Così anche la morte va disprezzata, cfr. Seneca “De providentia” 6, 6: «Contemnite mortem: quae vos aut finis aut transfert» → (“Non curatevi della morte: che è o una fine o un passaggio”) come aveva detto Platone in Apologia 40 c: «il morire è una delle due cose, o è un nulla o è un mutamento e un passaggio dell’anima da questo mondo ad un altro luogo». Proseguendo con la lettera 82, che rappresenta la trattazione più lunga sulla morte, vi si legge: «Mors contemni debet magis quam solet» (16) → (“Si deve disprezzare la morte più di quanto si è soliti fare”); sulla morte si hanno tante convinzioni, l’ingegno di molti si è cimentato per accrescerne la triste fama, è stata dipinta alla stregua d’un carcere sotterraneo (“carcer infernus”), una regione oppressa da notte perpetua. E ancora in 82, 15: «illa quoque res morti nos alienat, quod haec iam novimus, illa ad quae transitori sumus nescimus qualia sint et horremus ignota» → («altro motivo che ci rende ripugnante la morte è che ignoriamo di quale natura siano le realtà a cui stiamo per approdare e abbiamo paura dell’ignoto») → [di questo passo si ricorderà Shakespeare nel celeberrimo monologo di Amleto].
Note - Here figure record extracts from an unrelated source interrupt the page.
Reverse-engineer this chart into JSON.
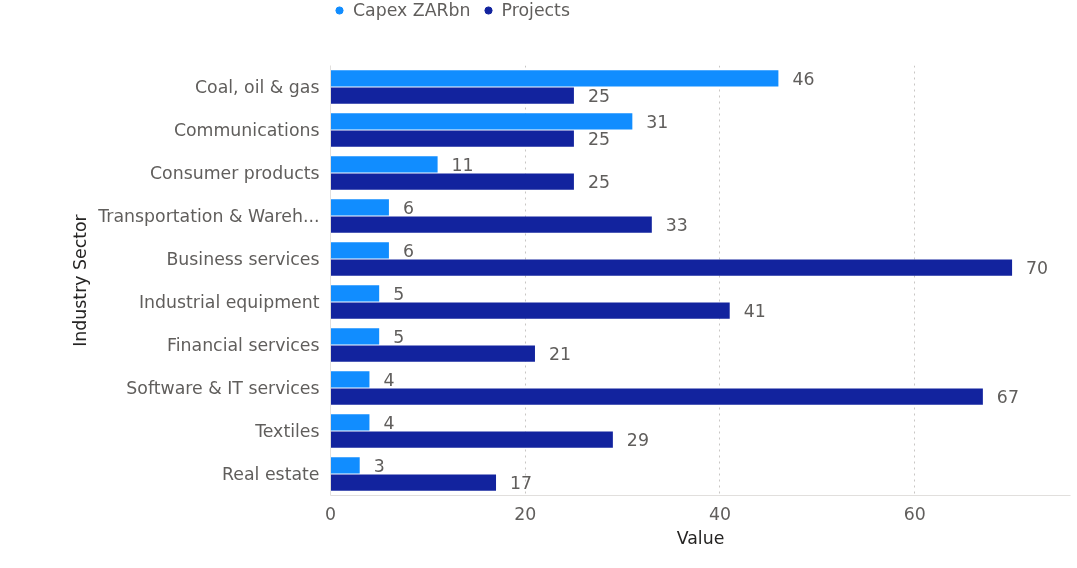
{
  "chart_data": {
    "type": "bar",
    "orientation": "horizontal",
    "xlabel": "Value",
    "ylabel": "Industry Sector",
    "categories": [
      "Coal, oil & gas",
      "Communications",
      "Consumer products",
      "Transportation & Wareh...",
      "Business services",
      "Industrial equipment",
      "Financial services",
      "Software & IT services",
      "Textiles",
      "Real estate"
    ],
    "series": [
      {
        "name": "Capex ZARbn",
        "color": "#118dff",
        "values": [
          46,
          31,
          11,
          6,
          6,
          5,
          5,
          4,
          4,
          3
        ]
      },
      {
        "name": "Projects",
        "color": "#12239e",
        "values": [
          25,
          25,
          25,
          33,
          70,
          41,
          21,
          67,
          29,
          17
        ]
      }
    ],
    "xlim": [
      0,
      76
    ],
    "xticks": [
      0,
      20,
      40,
      60
    ],
    "grid": "x",
    "legend": "top left",
    "data_labels": true
  }
}
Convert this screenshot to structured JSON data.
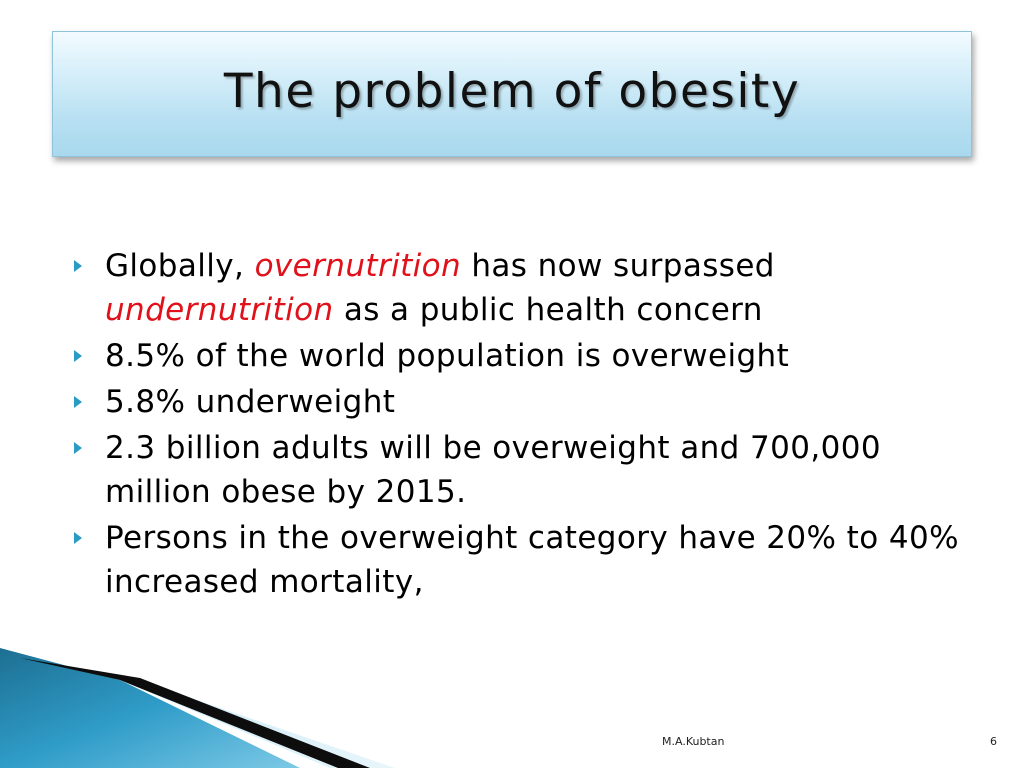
{
  "slide": {
    "title": "The problem of obesity",
    "bullets": [
      {
        "parts": [
          {
            "text": " Globally, ",
            "style": "normal"
          },
          {
            "text": "overnutrition",
            "style": "emphasis"
          },
          {
            "text": " has now surpassed ",
            "style": "normal"
          },
          {
            "text": "undernutrition",
            "style": "emphasis"
          },
          {
            "text": " as a public health concern",
            "style": "normal"
          }
        ]
      },
      {
        "parts": [
          {
            "text": "8.5% of the world population is overweight",
            "style": "normal"
          }
        ]
      },
      {
        "parts": [
          {
            "text": "5.8% underweight",
            "style": "normal"
          }
        ]
      },
      {
        "parts": [
          {
            "text": "2.3 billion adults will be overweight and 700,000 million obese by 2015.",
            "style": "normal"
          }
        ]
      },
      {
        "parts": [
          {
            "text": "Persons in the overweight category have 20% to 40% increased mortality,",
            "style": "normal"
          }
        ]
      }
    ],
    "bullet_icon": "right-triangle-bullet-icon",
    "footer": {
      "author": "M.A.Kubtan",
      "page_number": "6"
    }
  },
  "colors": {
    "emphasis": "#e0111a",
    "bullet": "#2a9bc4",
    "title_band_top": "#f2fbff",
    "title_band_bottom": "#a9d8ee"
  }
}
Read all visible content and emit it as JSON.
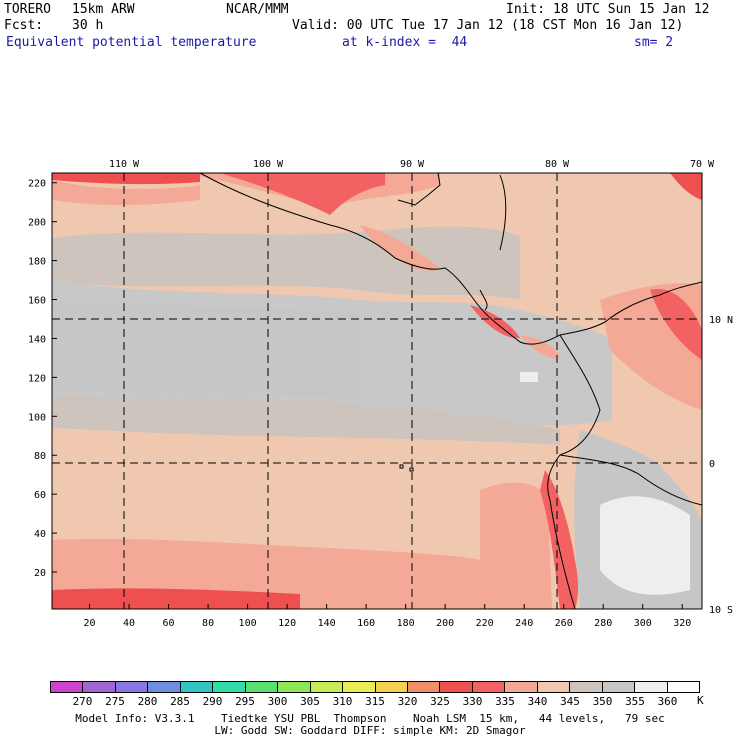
{
  "header": {
    "model": "TORERO",
    "resolution": "15km ARW",
    "org": "NCAR/MMM",
    "init": "Init: 18 UTC Sun 15 Jan 12",
    "fcst_label": "Fcst:",
    "fcst_value": "30 h",
    "valid": "Valid: 00 UTC Tue 17 Jan 12 (18 CST Mon 16 Jan 12)",
    "field": "Equivalent potential temperature",
    "level": "at k-index =  44",
    "smooth": "sm= 2"
  },
  "map": {
    "x_ticks": [
      "20",
      "40",
      "60",
      "80",
      "100",
      "120",
      "140",
      "160",
      "180",
      "200",
      "220",
      "240",
      "260",
      "280",
      "300",
      "320"
    ],
    "y_ticks": [
      "20",
      "40",
      "60",
      "80",
      "100",
      "120",
      "140",
      "160",
      "180",
      "200",
      "220"
    ],
    "lon_labels": [
      "110 W",
      "100 W",
      "90 W",
      "80 W",
      "70 W"
    ],
    "lat_labels": [
      "10 N",
      "0",
      "10 S"
    ]
  },
  "colorbar": {
    "unit": "K",
    "labels": [
      "270",
      "275",
      "280",
      "285",
      "290",
      "295",
      "300",
      "305",
      "310",
      "315",
      "320",
      "325",
      "330",
      "335",
      "340",
      "345",
      "350",
      "355",
      "360"
    ],
    "colors": [
      "#cc44cc",
      "#a066d0",
      "#8a76e0",
      "#6a8ee0",
      "#30c4c4",
      "#32dca8",
      "#5ae070",
      "#8ee656",
      "#c8ec54",
      "#eaec54",
      "#f4d050",
      "#f09068",
      "#ee5050",
      "#f26262",
      "#f4a896",
      "#f0c8b0",
      "#cec4be",
      "#c6c6c6",
      "#eeeeee",
      "#ffffff"
    ]
  },
  "footer": {
    "line1": "Model Info: V3.3.1    Tiedtke YSU PBL  Thompson    Noah LSM  15 km,   44 levels,   79 sec",
    "line2": "LW: Godd SW: Goddard DIFF: simple KM: 2D Smagor"
  }
}
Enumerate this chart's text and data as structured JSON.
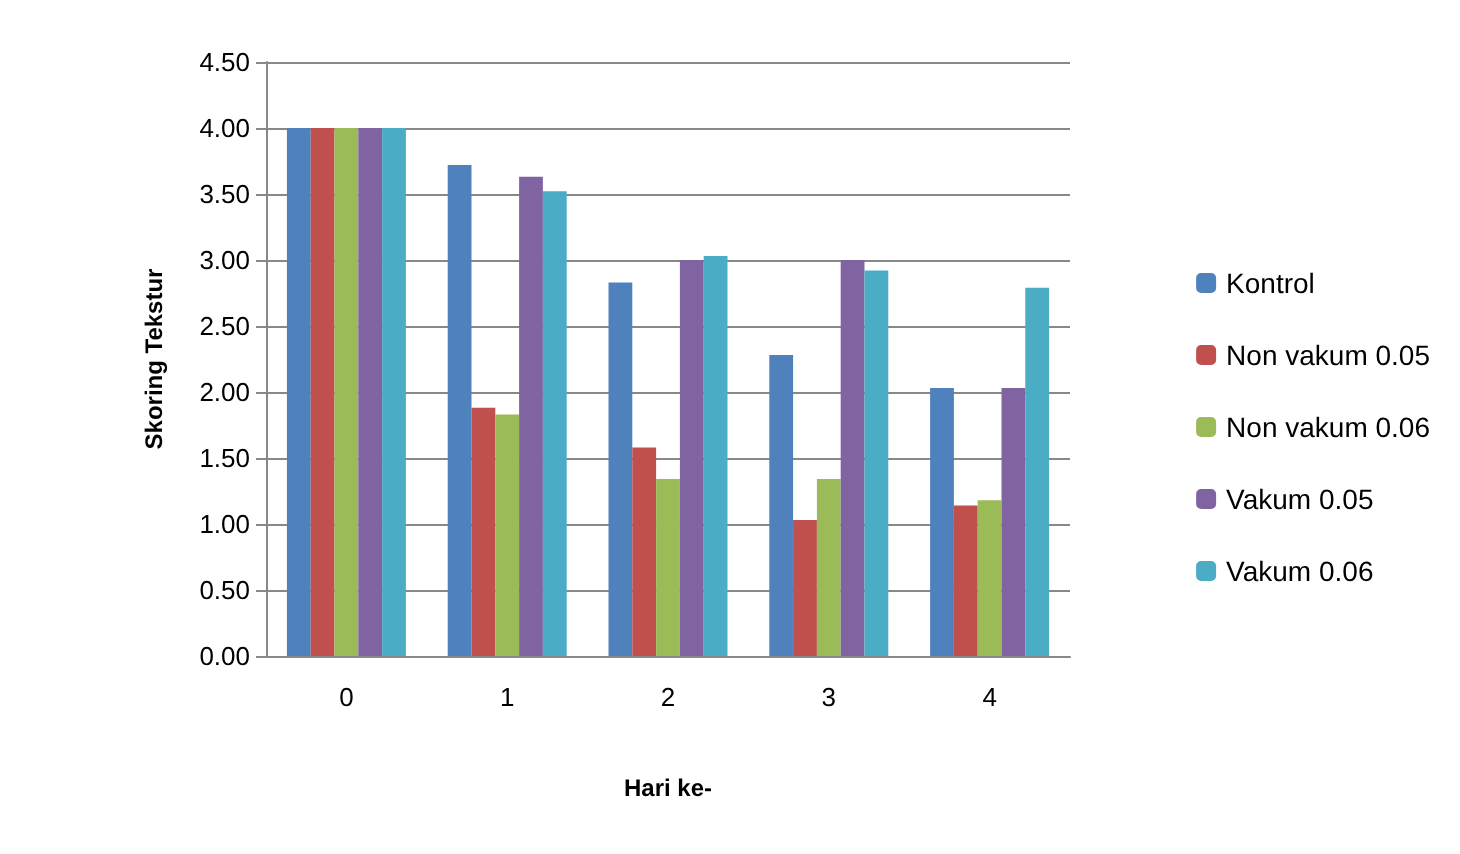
{
  "chart_data": {
    "type": "bar",
    "xlabel": "Hari ke-",
    "ylabel": "Skoring Tekstur",
    "categories": [
      "0",
      "1",
      "2",
      "3",
      "4"
    ],
    "series": [
      {
        "name": "Kontrol",
        "color": "#4f81bd",
        "values": [
          4.0,
          3.72,
          2.83,
          2.28,
          2.03
        ]
      },
      {
        "name": "Non vakum 0.05",
        "color": "#c0504d",
        "values": [
          4.0,
          1.88,
          1.58,
          1.03,
          1.14
        ]
      },
      {
        "name": "Non vakum 0.06",
        "color": "#9bbb59",
        "values": [
          4.0,
          1.83,
          1.34,
          1.34,
          1.18
        ]
      },
      {
        "name": "Vakum 0.05",
        "color": "#8064a2",
        "values": [
          4.0,
          3.63,
          3.0,
          3.0,
          2.03
        ]
      },
      {
        "name": "Vakum 0.06",
        "color": "#4bacc6",
        "values": [
          4.0,
          3.52,
          3.03,
          2.92,
          2.79
        ]
      }
    ],
    "ylim": [
      0,
      4.5
    ],
    "yticks": [
      {
        "value": 0,
        "label": "0.00"
      },
      {
        "value": 0.5,
        "label": "0.50"
      },
      {
        "value": 1,
        "label": "1.00"
      },
      {
        "value": 1.5,
        "label": "1.50"
      },
      {
        "value": 2,
        "label": "2.00"
      },
      {
        "value": 2.5,
        "label": "2.50"
      },
      {
        "value": 3,
        "label": "3.00"
      },
      {
        "value": 3.5,
        "label": "3.50"
      },
      {
        "value": 4,
        "label": "4.00"
      },
      {
        "value": 4.5,
        "label": "4.50"
      }
    ],
    "grid": "y",
    "legend": "right"
  }
}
Così, è tanto pazzo chi teme una sofferenza che non avrà e non avvertirà! → (Epist. 30, 6): «Tam demens autem est qui timet quod non est passurus, quam qui timet quod non est sensurus» → (“ È pazzo chi teme una cosa che non soffrirà quanto chi teme qualcosa che non sentirà”), perché l’uomo con la morte muterà solo residenza. Sarà proprio così?